Open-source GPU could push computing power to the next level

January 20, 2016


Nvidia | Mythbusters Demo GPU versus CPU

Binghamton University researchers have developed Nyami, a synthesizable graphics processor unit (GPU) architectural model for general-purpose and graphics-specific workloads, and have run a series of experiments on it to see how different hardware and software configurations would affect the circuit’s performance.

Binghamton University computer science assistant professor Timothy Miller said the results will help other scientists make their own GPUs and “push computing power to the next level.”

GPUs are typically found on commercial video or graphics cards inside of a computer or gaming console. The specialized circuits have computing power designed to make images appear smoother and more vibrant on a screen. There has recently been a movement to see if the chip can also be applied to non-graphical computations, such as algorithms processing large chunks of data.

GPU programming model “unfamiliar”

Maxwell, Nvidia’s most powerful GPU architecture (credit: Nvidia)

“In terms of performance per Watt and performance per cubic meter, GPUs can outperform CPUs by orders of magnitude on many important workloads,” the researchers note in an open-access paper by Miller and other authors in International Symposium on Performance Analysis of Systems and Software (Jeff Bush, the director of software engineering at Roku, was lead author).

“The adoption of GPUs into HPC [high-performance computing] has therefore been both a major boost in performance and a shift in how supercomputers are programmed. Unfortunately, this shift has suffered slow adoption because the GPU programming model is unfamiliar to those who are accustomed to writing software for traditional CPUs.”

This slow adoption was a result of GPU manufacturers’ decision to keep their chip specifications secret, said Miller. “That prevented open source developers from writing software that could utilize that hardware. Nyami makes it easier for other researchers to conduct experiments of their own, because they don’t have to reinvent the wheel. With contributions from the ‘open hardware’ community, we can incorporate more creative ideas and produce an increasingly better tool.

“The ramifications of the findings could make processors easier for researchers to work with and explore different design tradeoffs. We can also use [Nyami] as a platform for conducting research that isn’t GPU-specific, like energy efficiency and reliability,” he added.


Abstract of Nyami: a synthesizable GPU architectural model for general-purpose and graphics-specific workloads

Graphics processing units (GPUs) continue to grow in popularity for general-purpose, highly parallel, high-throughput systems.
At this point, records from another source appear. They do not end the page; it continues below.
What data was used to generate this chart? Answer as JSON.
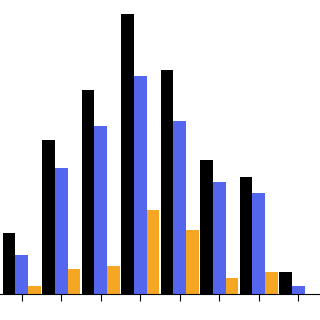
{
  "groups": 8,
  "black_values": [
    22,
    55,
    73,
    100,
    80,
    48,
    42,
    8
  ],
  "blue_values": [
    14,
    45,
    60,
    78,
    62,
    40,
    36,
    3
  ],
  "orange_values": [
    3,
    9,
    10,
    30,
    23,
    6,
    8,
    0
  ],
  "bar_colors": {
    "black": "#000000",
    "blue": "#5566ee",
    "orange": "#f5a623"
  },
  "background_color": "#ffffff",
  "bar_width": 0.32,
  "ylim": [
    0,
    105
  ],
  "figsize": [
    3.2,
    3.2
  ],
  "dpi": 100
}
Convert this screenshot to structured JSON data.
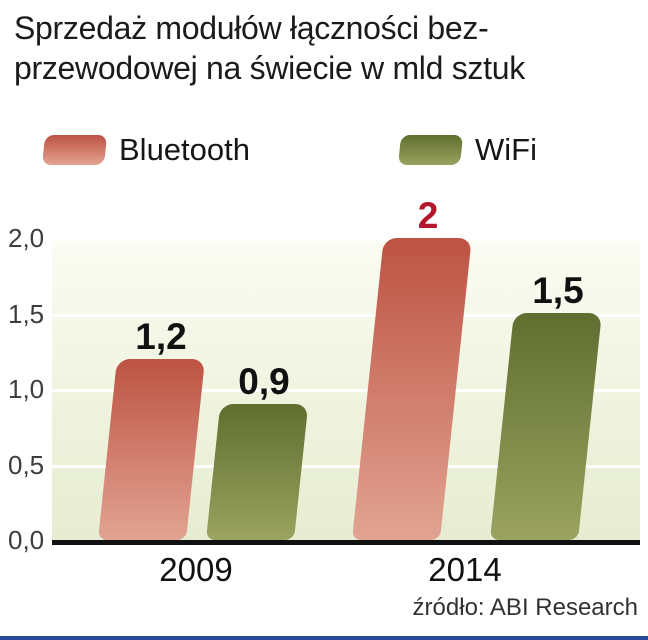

This has forced GPU vendors to increase their focus on general purpose workloads, sometimes at the expense of the graphics-specific workloads. Using GPUs for general-purpose computation is a departure from the driving forces behind programmable GPUs that were focused on a narrow subset of graphics rendering operations. Rather than focus on purely graphics-related or general-purpose use, we have designed and modeled an architecture that optimizes for both simultaneously to efficiently handle all GPU workloads. In this paper, we present Nyami, a co-optimized GPU architecture and simulation model with an open-source implementation written in Verilog. This approach allows us to more easily explore the GPU design space in a synthesizable, cycle-precise, modular environment. An instruction-precise functional simulator is provided for co-simulation and verification. Overall, we assume a GPU may be used as a general-purpose GPU (GPGPU) or a graphics engine and account for this in the architecture’s construction and in the options and modules selectable for synthesis and simulation. To demonstrate Nyami’s viability as a GPU research platform, we exploit its flexibility and modularity to explore the impact of a set of architectural decisions. These include sensitivity to cache size and associativity, barrel and switch-on-stall multithreaded instruction scheduling, and software vs. hardware implementations of rasterization. Through these experiments, we gain insight into commonly accepted GPU architecture decisions, adapt the architecture accordingly, and give examples of the intended use as a GPU research tool.